The general would not have spoken of it, Darcy was confident of that.
But somehow, their family affairs were bruited abroad. It was not to be borne.
Darcy said, putting a chill into his tone, “I do not doubt it. A common enough occurrence, after all.”
“Aye. Well. You show all your father’s character and I do not doubt your steadfastness of temper. I have seen it for myself.”
A comment Darcy took to be a compliment. He nodded, but said nothing.
“Our families have been acquainted for years, Darcy. I have known young Hugh since the day your father and I, and others of the county, wet the baby’s head in a very fine cognac.
He and my girl might make a go of it one day, maybe, but only when he has grown out of his distempered freaks.
It is hard to believe ill of him, but he does not help his own cause. ”
It was a warning, of sorts. Not an ill-natured one, but couched in the only way this gruff landowner seemed to know.
Darcy nodded. “Perhaps I must find an occupation for him.”
“That will steady him, I dare say.” Standley nodded, clapped Darcy on the shoulder in a surprisingly familiar fashion, then said, “On other matters, will you be attending any of the Gentlemen’s Club meetings I mentioned to you when we first met?
I would be glad to put you up for membership, although I suppose young Wickham may undertake the office. ”
“He is a member?” Darcy turned to look at George, who was nearby and must have heard. George grimaced, as though he hardly knew how to look.
“Oh, aye.” Standley beckoned George closer. “Though I did not see you there this month, Wickham. Licking your wounds, I expect.” He turned back to Darcy. “Ten guineas down the last time. Cassino is not his game, I fancy.”

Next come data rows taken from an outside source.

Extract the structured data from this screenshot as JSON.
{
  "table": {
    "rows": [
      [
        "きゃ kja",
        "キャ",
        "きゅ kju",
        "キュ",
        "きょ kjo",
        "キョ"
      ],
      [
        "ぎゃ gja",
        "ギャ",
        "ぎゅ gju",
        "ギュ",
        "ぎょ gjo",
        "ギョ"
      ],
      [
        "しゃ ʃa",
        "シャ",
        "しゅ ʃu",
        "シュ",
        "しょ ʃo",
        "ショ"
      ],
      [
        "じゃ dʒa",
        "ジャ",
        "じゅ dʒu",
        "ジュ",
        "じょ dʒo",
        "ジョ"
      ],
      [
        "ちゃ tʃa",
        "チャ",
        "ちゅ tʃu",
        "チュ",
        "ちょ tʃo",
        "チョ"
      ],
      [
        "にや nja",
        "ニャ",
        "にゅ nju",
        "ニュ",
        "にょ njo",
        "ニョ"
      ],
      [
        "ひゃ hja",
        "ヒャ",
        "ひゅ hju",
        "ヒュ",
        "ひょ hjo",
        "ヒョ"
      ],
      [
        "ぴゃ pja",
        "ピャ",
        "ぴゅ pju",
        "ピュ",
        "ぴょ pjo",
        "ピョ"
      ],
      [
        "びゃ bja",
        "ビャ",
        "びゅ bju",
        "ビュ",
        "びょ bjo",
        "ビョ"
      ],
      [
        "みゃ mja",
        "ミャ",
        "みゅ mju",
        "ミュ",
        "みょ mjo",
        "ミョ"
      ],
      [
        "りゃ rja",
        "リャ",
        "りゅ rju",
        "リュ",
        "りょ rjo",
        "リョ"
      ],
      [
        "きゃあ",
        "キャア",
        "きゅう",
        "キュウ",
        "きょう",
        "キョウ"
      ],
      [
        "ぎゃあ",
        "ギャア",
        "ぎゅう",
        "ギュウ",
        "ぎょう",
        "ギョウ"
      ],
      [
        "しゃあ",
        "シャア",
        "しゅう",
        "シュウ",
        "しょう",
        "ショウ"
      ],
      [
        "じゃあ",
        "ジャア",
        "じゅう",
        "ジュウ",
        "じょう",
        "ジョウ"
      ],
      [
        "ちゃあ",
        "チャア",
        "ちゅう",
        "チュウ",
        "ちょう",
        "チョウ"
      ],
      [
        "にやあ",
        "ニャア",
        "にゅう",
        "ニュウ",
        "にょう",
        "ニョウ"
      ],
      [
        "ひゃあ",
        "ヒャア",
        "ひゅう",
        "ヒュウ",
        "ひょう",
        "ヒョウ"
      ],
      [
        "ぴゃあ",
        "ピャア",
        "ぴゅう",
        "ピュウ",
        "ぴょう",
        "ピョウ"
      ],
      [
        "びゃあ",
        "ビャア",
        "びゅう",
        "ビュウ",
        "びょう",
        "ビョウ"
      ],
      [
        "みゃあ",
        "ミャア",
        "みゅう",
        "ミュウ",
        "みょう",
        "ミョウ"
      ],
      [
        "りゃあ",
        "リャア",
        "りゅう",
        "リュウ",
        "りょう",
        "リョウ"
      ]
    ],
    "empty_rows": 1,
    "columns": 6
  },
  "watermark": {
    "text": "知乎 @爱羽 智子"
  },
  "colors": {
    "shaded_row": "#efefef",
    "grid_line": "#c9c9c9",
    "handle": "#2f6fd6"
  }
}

George’s laugh betrayed his discomfort. “I daresay you are right, Mr Standley. It is not my game.”
George went monthly to Buxton, of course, to consult with Dr Barrows as well as carry out Pemberley’s business with the banks and merchants.
Darcy could not blame George for taking an hour or two’s leisure to himself, but at a club for gambling?
It brought back too many memories of Cambridge, and his disappointment with George’s conduct.
He waited until Standley had had his fun and had walked off to be jocular elsewhere in the barn, before turning to George. “Standley surprised me about the Buxton club.”
George looked uneasy. “I do not attend often. I must go to Buxton each month, as you know.”
“Yes.”
“It is a welcome amusement on occasion.”
“I had not thought… Indeed, I remember you telling me you no longer gambled.”